終電

十月十日(木)陰
御徒町のような街の路地を曲がった雑居ビルの地下へと家人の導きで降りて行くと、そこは思いがけず劇場になっていて、東京ガールズコレクションを思いっきり安っぽくしたようなファッションショーをやっている。席にはその座席の値段が書かれていて、良い席は5000円もするが皆100円のところに腰掛けている。外人の客も多い。私は1円の席を見つけて座る。横でアパレル会社の一団が出番を待っているのが見える。化粧品の宣伝をしている一群もある。私はすぐに飽きてひとりで外に出ると、丁度これから出番の会社の社長らしい、ゴリラのようにゴツい男性と擦れ違う。歩いて行くといつしか平塚駅南口の辺りにいて、会社の職場の飲み会が終わったばかりのようだ。N氏ふたりがいつもの様子と違って大いにはしゃいで騒ぎ廻っているうち、終電から一本前の電車が出てしまう。
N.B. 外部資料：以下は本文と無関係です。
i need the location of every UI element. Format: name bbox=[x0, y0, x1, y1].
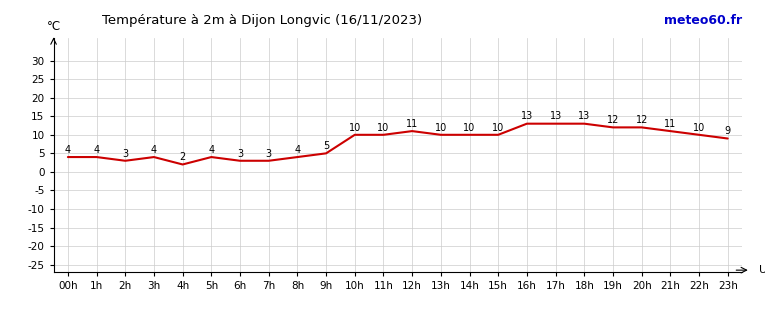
Text: 3: 3 bbox=[265, 148, 272, 158]
Text: 5: 5 bbox=[323, 141, 329, 151]
Text: 10: 10 bbox=[492, 123, 504, 132]
Text: 10: 10 bbox=[464, 123, 476, 132]
Text: 10: 10 bbox=[693, 123, 705, 132]
Text: 4: 4 bbox=[65, 145, 71, 155]
Text: 3: 3 bbox=[122, 148, 129, 158]
Text: 12: 12 bbox=[636, 115, 648, 125]
Text: 4: 4 bbox=[208, 145, 214, 155]
Text: 13: 13 bbox=[578, 111, 591, 122]
Text: 2: 2 bbox=[180, 152, 186, 162]
Text: 13: 13 bbox=[521, 111, 533, 122]
Text: 4: 4 bbox=[151, 145, 157, 155]
Text: 10: 10 bbox=[435, 123, 447, 132]
Text: 12: 12 bbox=[607, 115, 619, 125]
Text: 4: 4 bbox=[93, 145, 99, 155]
Text: 11: 11 bbox=[406, 119, 418, 129]
Text: 11: 11 bbox=[664, 119, 676, 129]
Text: UTC: UTC bbox=[759, 265, 765, 275]
Text: 9: 9 bbox=[724, 126, 731, 136]
Text: 10: 10 bbox=[349, 123, 361, 132]
Text: 3: 3 bbox=[237, 148, 243, 158]
Text: °C: °C bbox=[47, 20, 60, 33]
Text: 10: 10 bbox=[377, 123, 389, 132]
Text: 13: 13 bbox=[549, 111, 562, 122]
Text: 4: 4 bbox=[295, 145, 301, 155]
Text: meteo60.fr: meteo60.fr bbox=[664, 14, 742, 27]
Text: Température à 2m à Dijon Longvic (16/11/2023): Température à 2m à Dijon Longvic (16/11/… bbox=[102, 14, 422, 27]
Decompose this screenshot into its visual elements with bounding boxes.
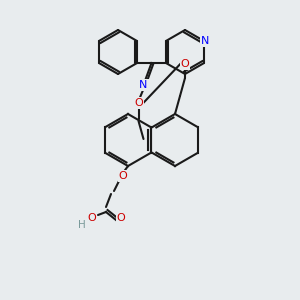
Text: O: O	[118, 171, 127, 181]
Text: H: H	[78, 220, 86, 230]
Text: O: O	[181, 59, 189, 69]
Text: N: N	[139, 80, 148, 90]
Text: O: O	[134, 98, 143, 108]
Text: O: O	[88, 213, 96, 223]
Text: O: O	[117, 213, 125, 223]
Text: N: N	[201, 36, 209, 46]
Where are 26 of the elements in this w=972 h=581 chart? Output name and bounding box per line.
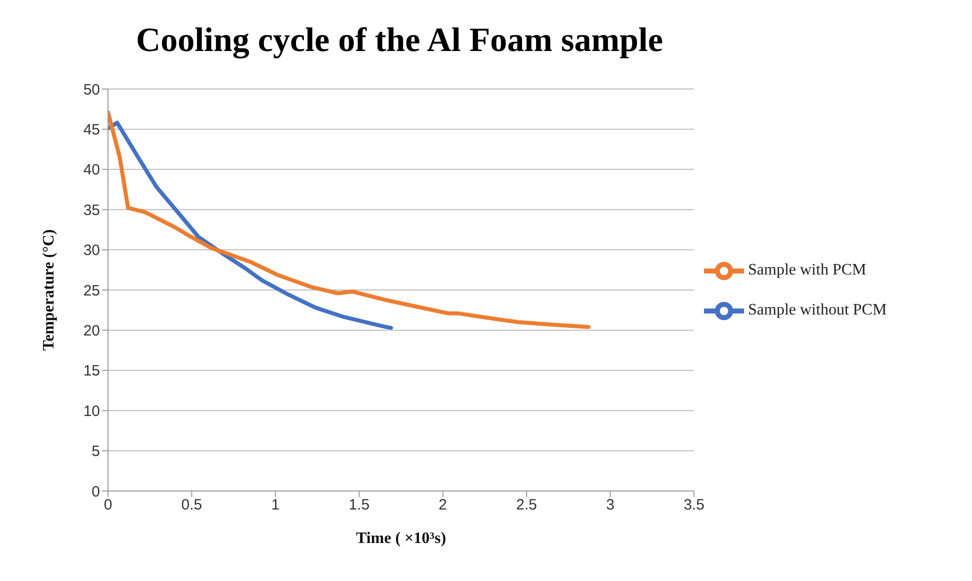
y-tick-label: 45	[83, 122, 100, 139]
x-tick-label: 2.5	[516, 496, 537, 514]
line-series	[108, 120, 393, 330]
y-axis-title: Temperature (°C)	[40, 229, 58, 351]
legend-label: Sample without PCM	[748, 301, 887, 318]
y-tick-label: 20	[83, 322, 100, 340]
x-tick-label: 1.5	[348, 496, 370, 514]
x-tick-label: 3	[606, 496, 614, 514]
y-tick-label: 10	[83, 402, 100, 420]
y-tick-label: 25	[83, 282, 100, 300]
y-tick-label: 15	[83, 362, 100, 380]
legend-label: Sample with PCM	[748, 261, 866, 278]
x-tick-label: 2	[438, 496, 448, 514]
x-tick-label: 0.5	[181, 496, 202, 514]
y-tick-label: 40	[83, 162, 100, 179]
x-tick-label: 3.5	[684, 496, 704, 514]
y-tick-label: 0	[92, 483, 100, 500]
line-series	[108, 110, 591, 329]
x-axis-title: Time ( ×10³s)	[356, 530, 446, 547]
y-tick-label: 30	[83, 242, 100, 260]
y-tick-label: 50	[83, 81, 100, 98]
x-tick-label: 0	[104, 496, 112, 514]
x-tick-label: 1	[271, 496, 280, 514]
chart-title: Cooling cycle of the Al Foam sample	[135, 22, 664, 60]
y-tick-label: 5	[92, 443, 100, 460]
y-tick-label: 35	[83, 202, 100, 219]
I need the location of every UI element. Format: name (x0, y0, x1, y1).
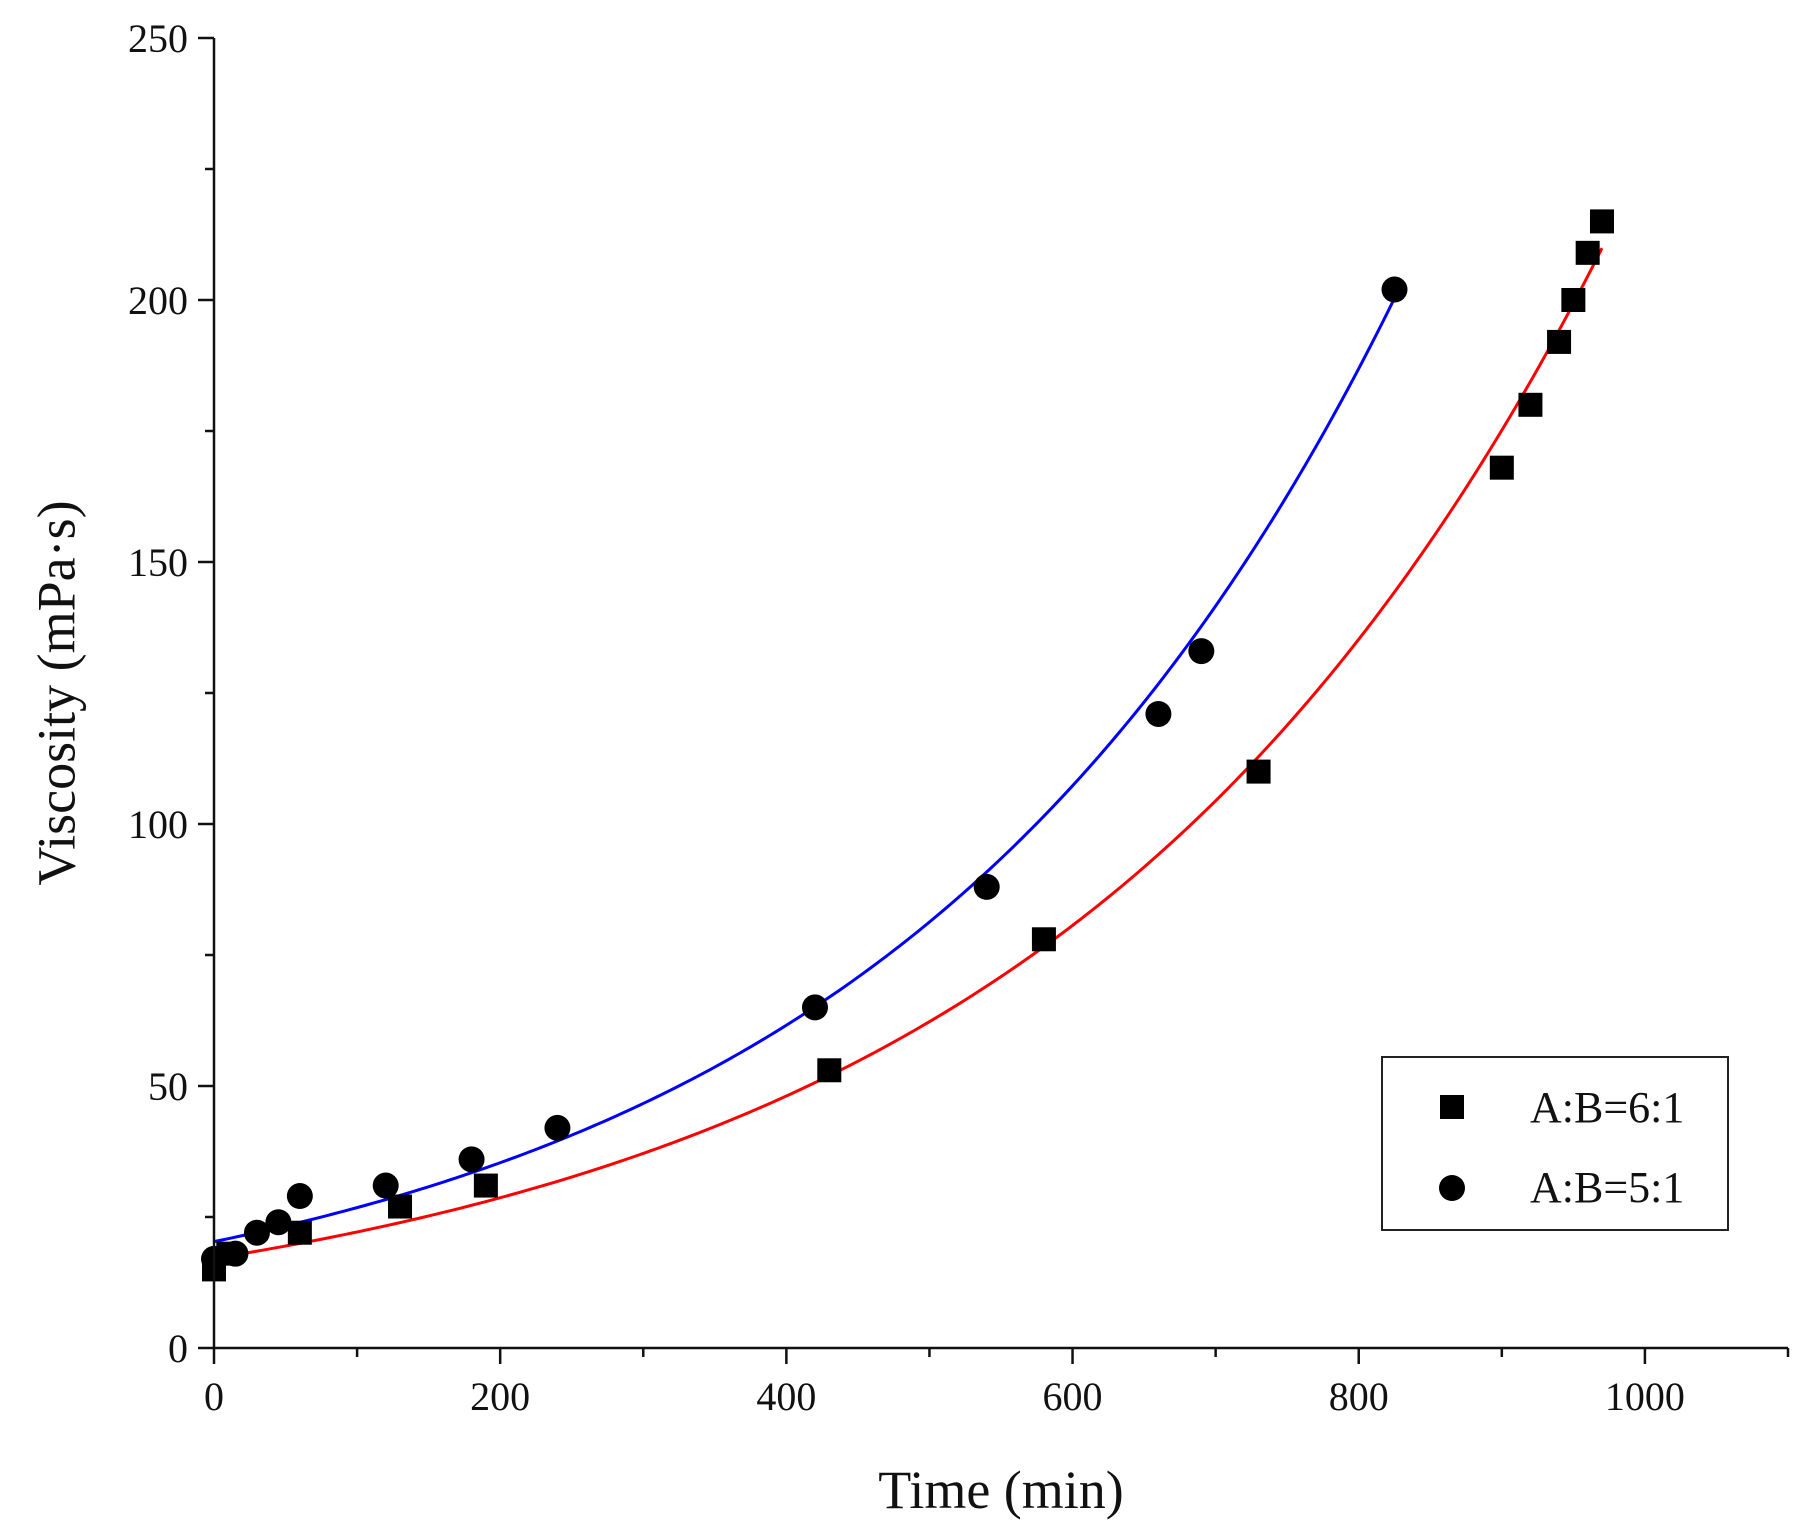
y-tick-label: 0 (168, 1326, 188, 1371)
x-axis-title: Time (min) (878, 1460, 1124, 1520)
x-tick-label: 600 (1043, 1374, 1103, 1419)
fit-curve-5-1 (213, 297, 1396, 1244)
legend-entry-5-1: A:B=5:1 (1530, 1163, 1684, 1212)
legend-marker-circle (1439, 1175, 1465, 1201)
data-point-circle (973, 873, 1000, 900)
data-point-square (1547, 329, 1572, 354)
y-axis-title: Viscosity (mPa·s) (26, 500, 86, 885)
y-tick-label: 200 (128, 278, 188, 323)
data-point-circle (1145, 700, 1172, 727)
y-tick-label: 250 (128, 16, 188, 61)
axes (198, 36, 1790, 1364)
data-point-square (1518, 392, 1543, 417)
legend-box (1381, 1056, 1729, 1231)
data-point-square (287, 1220, 312, 1245)
x-tick-label: 0 (204, 1374, 224, 1419)
data-point-circle (265, 1209, 292, 1236)
data-point-circle (1188, 638, 1215, 665)
legend: A:B=6:1 A:B=5:1 (1381, 1056, 1729, 1231)
data-point-square (1575, 240, 1600, 265)
data-point-circle (372, 1172, 399, 1199)
x-tick-label: 1000 (1605, 1374, 1685, 1419)
data-point-square (473, 1173, 498, 1198)
y-tick-label: 100 (128, 802, 188, 847)
x-tick-label: 800 (1329, 1374, 1389, 1419)
data-point-circle (801, 994, 828, 1021)
x-tick-label: 400 (756, 1374, 816, 1419)
y-tick-label: 50 (148, 1064, 188, 1109)
data-point-square (388, 1194, 413, 1219)
x-tick-label: 200 (470, 1374, 530, 1419)
legend-entry-6-1: A:B=6:1 (1530, 1083, 1684, 1132)
tick-labels: 0 200 400 600 800 1000 0 50 100 150 200 250 (128, 16, 1685, 1419)
legend-marker-square (1440, 1095, 1464, 1119)
data-points (201, 209, 1614, 1282)
plot-area (198, 36, 1790, 1364)
data-point-circle (1381, 276, 1408, 303)
data-point-square (817, 1058, 842, 1083)
fit-curve-6-1 (213, 247, 1604, 1260)
data-point-square (1031, 927, 1056, 952)
y-tick-label: 150 (128, 540, 188, 585)
data-point-square (1561, 288, 1586, 312)
data-point-circle (222, 1240, 249, 1267)
data-point-square (1589, 209, 1614, 234)
data-point-circle (286, 1183, 313, 1210)
data-point-circle (243, 1219, 270, 1246)
data-point-square (1246, 759, 1271, 784)
data-point-circle (458, 1146, 485, 1173)
data-point-square (1489, 455, 1514, 480)
data-point-circle (544, 1114, 571, 1141)
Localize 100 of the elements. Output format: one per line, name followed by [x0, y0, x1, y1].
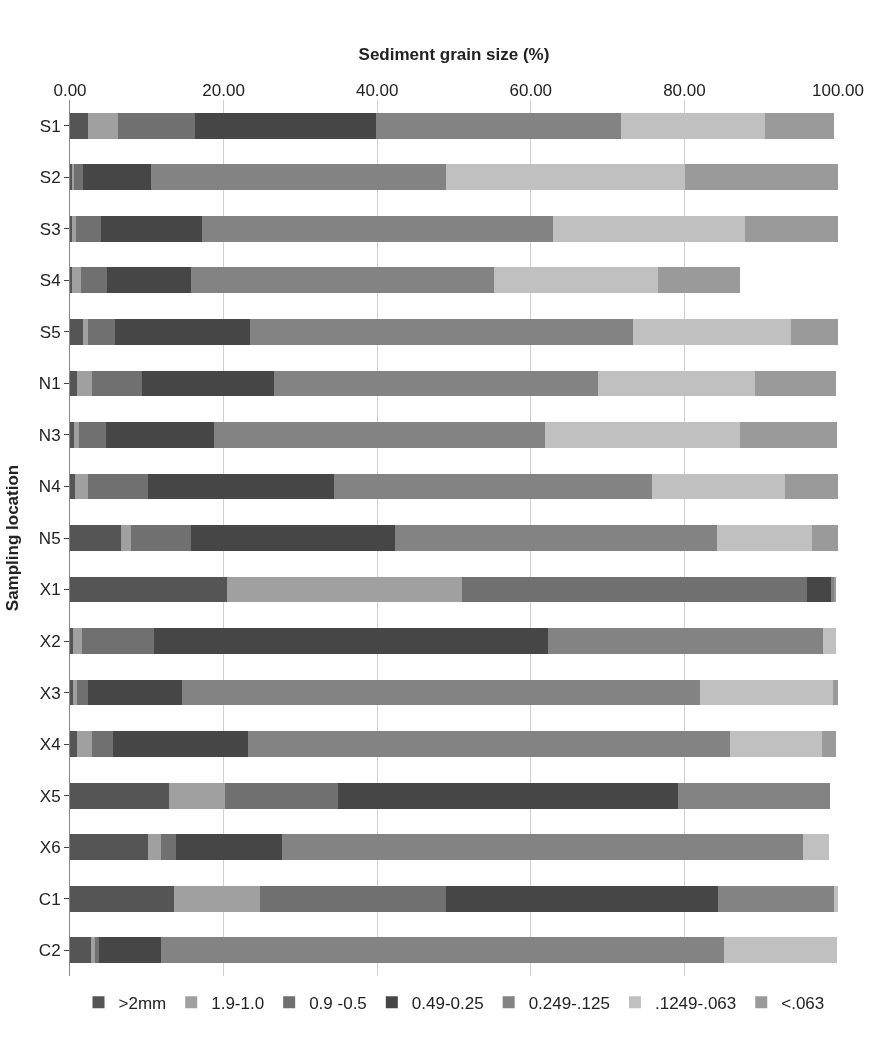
y-tick-label: S2	[39, 168, 61, 188]
bar	[598, 370, 756, 397]
y-tick-label: S4	[39, 271, 61, 291]
bar	[202, 215, 554, 242]
bar	[70, 473, 76, 500]
bar	[106, 422, 214, 448]
x-tick-label: 100.00	[812, 80, 864, 100]
y-tick-label: N4	[38, 477, 61, 497]
bar	[160, 937, 725, 964]
bar	[91, 370, 143, 397]
bar	[281, 834, 803, 861]
bar	[446, 164, 686, 191]
y-tick-label: X1	[39, 580, 61, 600]
legend-label: .1249-.063	[654, 993, 737, 1013]
bar	[730, 731, 822, 757]
bar	[213, 422, 546, 448]
bar	[250, 319, 633, 345]
bar	[70, 731, 77, 757]
bar	[248, 731, 731, 757]
bar	[375, 112, 621, 139]
bar	[273, 370, 599, 397]
bar	[70, 370, 77, 397]
bar	[99, 937, 161, 964]
bar	[699, 679, 833, 706]
bar	[72, 267, 81, 294]
bar	[190, 525, 395, 551]
bar	[545, 422, 740, 448]
bar	[493, 267, 659, 294]
bar	[80, 267, 107, 294]
bar	[620, 112, 766, 139]
bar	[174, 885, 261, 912]
y-tick-label: X3	[39, 683, 61, 703]
legend-label: 1.9-1.0	[211, 993, 265, 1013]
y-tick-label: X6	[39, 838, 61, 858]
bar	[114, 319, 251, 345]
y-tick-label: X4	[39, 735, 61, 755]
bar	[79, 422, 107, 448]
bar	[821, 731, 836, 757]
bar	[73, 422, 80, 448]
bar	[169, 782, 226, 809]
bar	[73, 164, 84, 191]
bar	[147, 834, 161, 861]
legend-label: 0.9 -0.5	[309, 993, 367, 1013]
bar	[75, 473, 88, 500]
bar	[147, 473, 335, 500]
bar	[87, 679, 183, 706]
bar	[70, 885, 175, 912]
bar	[70, 782, 170, 809]
bar	[91, 731, 114, 757]
bar	[195, 112, 376, 139]
bar	[76, 679, 88, 706]
bar	[832, 679, 838, 706]
bar	[755, 370, 836, 397]
x-tick-label: 20.00	[202, 80, 245, 100]
bar	[338, 782, 679, 809]
bar	[765, 112, 835, 139]
bar	[87, 319, 115, 345]
bar	[834, 885, 838, 912]
legend-label: 0.49-0.25	[411, 993, 484, 1013]
bar	[117, 112, 196, 139]
bar	[70, 112, 88, 139]
bar	[120, 525, 131, 551]
bar	[791, 319, 838, 345]
bar	[739, 422, 838, 448]
bar	[394, 525, 717, 551]
legend-label: <.063	[781, 993, 825, 1013]
bar	[785, 473, 838, 500]
bar	[548, 628, 824, 654]
bar	[70, 576, 227, 603]
bar	[225, 782, 339, 809]
y-tick-label: S3	[39, 219, 61, 239]
bar	[718, 885, 835, 912]
bar	[632, 319, 792, 345]
bar	[82, 628, 155, 654]
bar	[70, 628, 74, 654]
bar	[76, 731, 92, 757]
bar	[130, 525, 191, 551]
x-tick-label: 60.00	[509, 80, 553, 100]
x-tick-label: 40.00	[355, 80, 399, 100]
y-tick-label: N3	[38, 425, 61, 445]
bar	[658, 267, 740, 294]
bar	[142, 370, 274, 397]
bar	[106, 267, 192, 294]
bar	[151, 164, 447, 191]
bar	[724, 937, 838, 964]
y-tick-label: S5	[39, 322, 61, 342]
bar	[72, 215, 77, 242]
y-tick-label: C2	[38, 941, 61, 961]
bar	[70, 834, 148, 861]
bar	[182, 679, 700, 706]
bar	[446, 885, 719, 912]
bar	[652, 473, 786, 500]
y-tick-label: S1	[39, 116, 61, 136]
bar	[260, 885, 447, 912]
bar	[73, 628, 83, 654]
x-tick-label: 0.00	[53, 80, 87, 100]
bar	[685, 164, 838, 191]
legend-label: 0.249-.125	[528, 993, 610, 1013]
bar	[160, 834, 176, 861]
bar	[191, 267, 494, 294]
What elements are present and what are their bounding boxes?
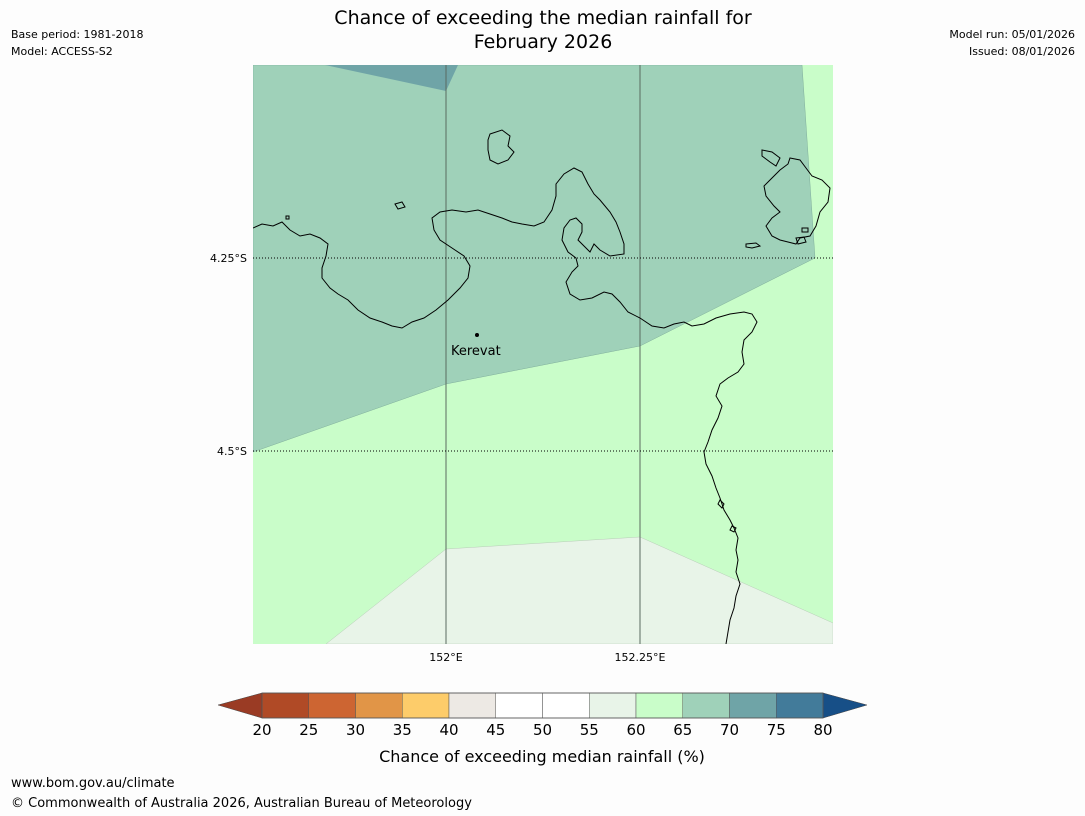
colorbar-segment (402, 692, 450, 719)
colorbar-tick-label: 40 (439, 721, 458, 739)
footer: www.bom.gov.au/climate © Commonwealth of… (11, 774, 472, 814)
colorbar-tick-label: 45 (486, 721, 505, 739)
colorbar-tick-label: 50 (533, 721, 552, 739)
colorbar-tick-label: 80 (813, 721, 832, 739)
lat-label-4-5s: 4.5°S (217, 445, 247, 458)
colorbar-tick-label: 75 (767, 721, 786, 739)
colorbar-under-arrow (217, 692, 263, 719)
map-panel: Kerevat (253, 65, 833, 644)
colorbar-tick-label: 70 (720, 721, 739, 739)
colorbar-over-arrow (822, 692, 868, 719)
colorbar-segment (261, 692, 309, 719)
coastlines (253, 129, 831, 644)
colorbar-frame (261, 692, 824, 719)
colorbar-segment (308, 692, 356, 719)
model-run-text: Model run: 05/01/2026 (949, 28, 1075, 41)
footer-url: www.bom.gov.au/climate (11, 776, 175, 791)
colorbar-tick-label: 60 (626, 721, 645, 739)
metadata-left: Base period: 1981-2018 Model: ACCESS-S2 (11, 26, 143, 60)
colorbar-segment (448, 692, 496, 719)
map-title: Chance of exceeding the median rainfall … (243, 6, 843, 54)
lat-label-4-25s: 4.25°S (210, 252, 247, 265)
colorbar-segment (542, 692, 590, 719)
colorbar-segment (589, 692, 637, 719)
kerevat-marker (475, 333, 479, 337)
colorbar: 20 25 30 35 40 45 50 55 60 65 70 75 80 (217, 692, 868, 739)
category-70-75-region (325, 65, 458, 91)
metadata-right: Model run: 05/01/2026 Issued: 08/01/2026 (949, 26, 1075, 60)
colorbar-tick-label: 55 (580, 721, 599, 739)
colorbar-segment (776, 692, 824, 719)
colorbar-segment (355, 692, 403, 719)
footer-copyright: © Commonwealth of Australia 2026, Austra… (11, 796, 472, 811)
base-period-text: Base period: 1981-2018 (11, 28, 144, 41)
kerevat-label: Kerevat (451, 344, 501, 359)
title-line-1: Chance of exceeding the median rainfall … (334, 7, 752, 29)
title-line-2: February 2026 (473, 31, 613, 53)
colorbar-tick-label: 30 (346, 721, 365, 739)
colorbar-tick-label: 35 (393, 721, 412, 739)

これで終電まで30分近く待つことになるのだ。やれやれと思ってしばらくしてからふと時計を見ると終電の電車の時刻を二分過ぎている。見ると駅に電車が入るところで、あれに乗らないと大変なことになると思い急いで駅に行こうとするのだが、駅に向かう道は上り坂でしかも砂地になっている。這い上がろうとするのだが疲れていて中々前に進まない。駅の電光掲示板には5分延発と出ているから後3分である。乗れなかったらどうやって帰ればいいのか分からない。とにかく駅へと急いでいるつもりなのだが、息が切れるばかりで少しも進まない…。
目が覚めてからも、しばらくはあはあと息を切らしていた。本当に疲れきっていた。夢でよかったという安堵感と疲労感で、やがてまたすぐに寝入ってしまった。